The Investigating Officer does not cite the wife of the accused as charge sheet witness. The incident is stated to have been taken place at 8.00 p.m. in a tiny village. Therefore, the Investigating Officer could have examined any other independent witness to ascertain the occurrence of the incident. P.W. 4 who is cited as res gestae witness does not support the prosecution version that, he saw the accused and the injured victims together and in that regard he has given statement.

It has also come in the evidence that, there was previous ill-will between the Accused and P.Ws. 1 and 2. In view of this evidence, delay in filing the complaint assumes significance. In the absence of non-examination of residents of the houses surrounding the scene of occurrence and wife of the accused to prove the presence of Accused and P.W. 1 to P.W. 3 at the scene of occurrence at the time of the alleged incident, said fact becomes doubtful. Regarding admission of P.W. 3 in her cross-examination that, she is a tutored eyewitness and the admitted fact of she being their farm servant, her presence at the scene of occurrence becomes doubtful.

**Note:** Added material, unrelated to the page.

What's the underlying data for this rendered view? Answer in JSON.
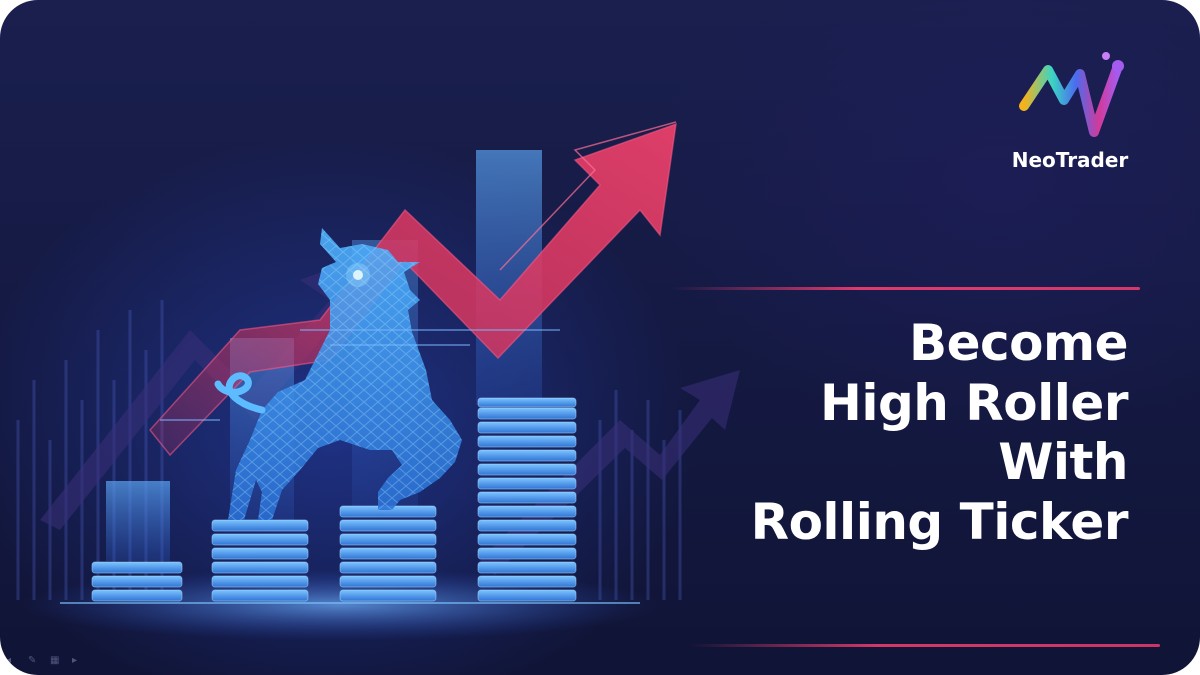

The trial Court without taking into consideration the material inconsistencies in the evidence of the witnesses, more importantly P.Ws. 1 to 3, 7 and 8, proceeded to hold that, P.Ws. 1 and 2 being the injured-witnesses and P.W. 3 being the eye-witness, their evidence shall be believed and their evidence is further corroborated by the evidence of P.W. 7. The evidence of P.Ws. 1 to 3, 7 and 8 is not appreciated by the trial Court in proper perspective.

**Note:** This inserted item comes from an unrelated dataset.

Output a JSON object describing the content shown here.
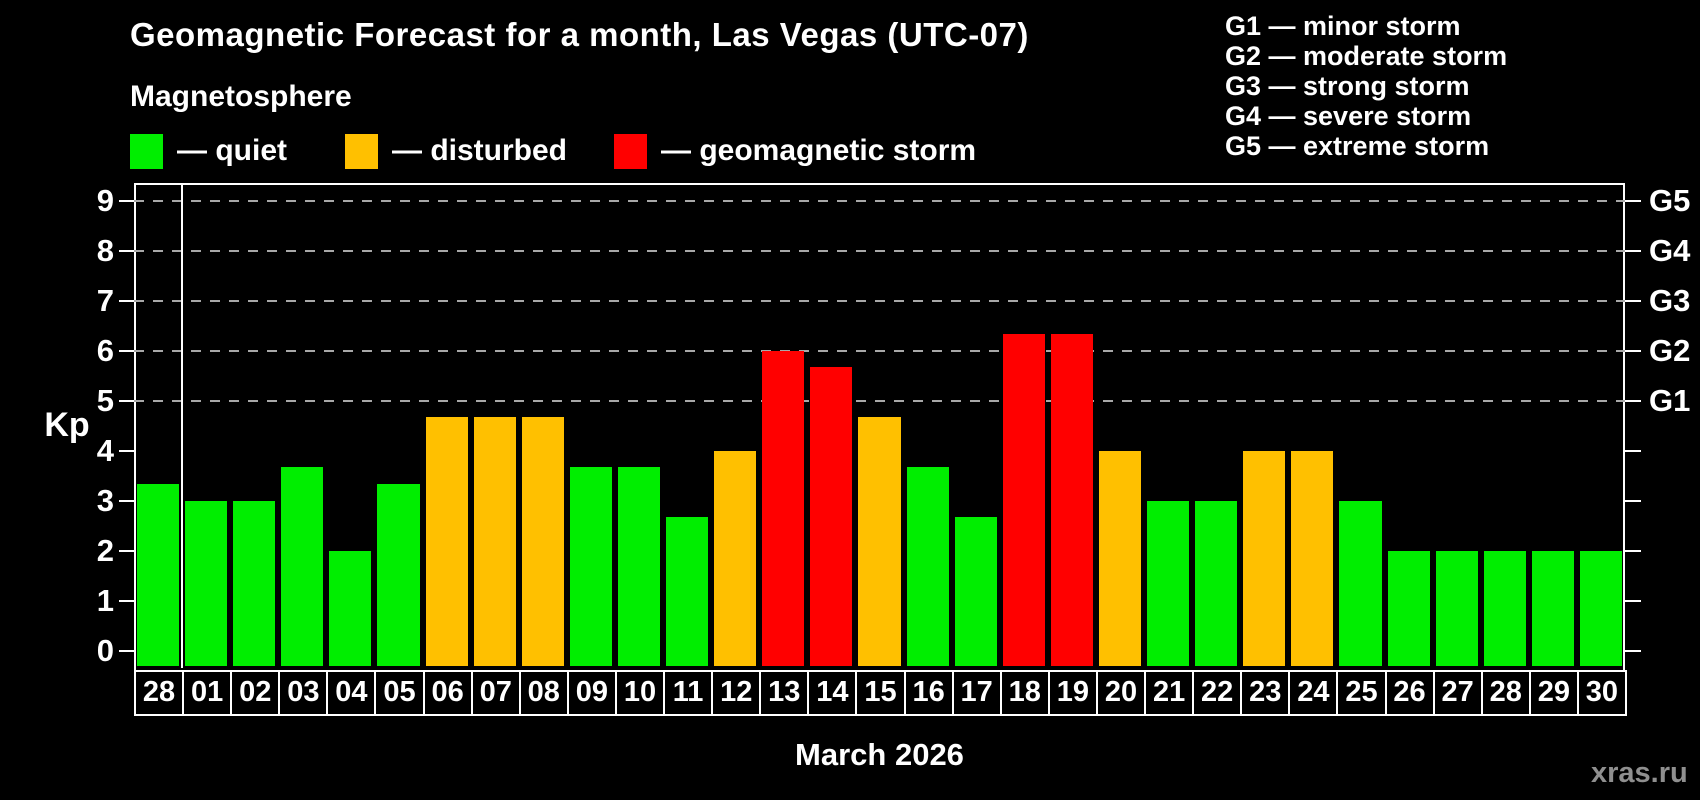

The Trial Court has failed to note that, genesis of the complaint/first information itself is suppressed and the charge is not proved beyond reasonable doubt. The first appellate Court taking into consideration all these aspects, on re-appreciation of the evidence rightly reversed the order of conviction and sentence passed by the Trial Court. The impugned Judgment and Order do not call for interference by this Court.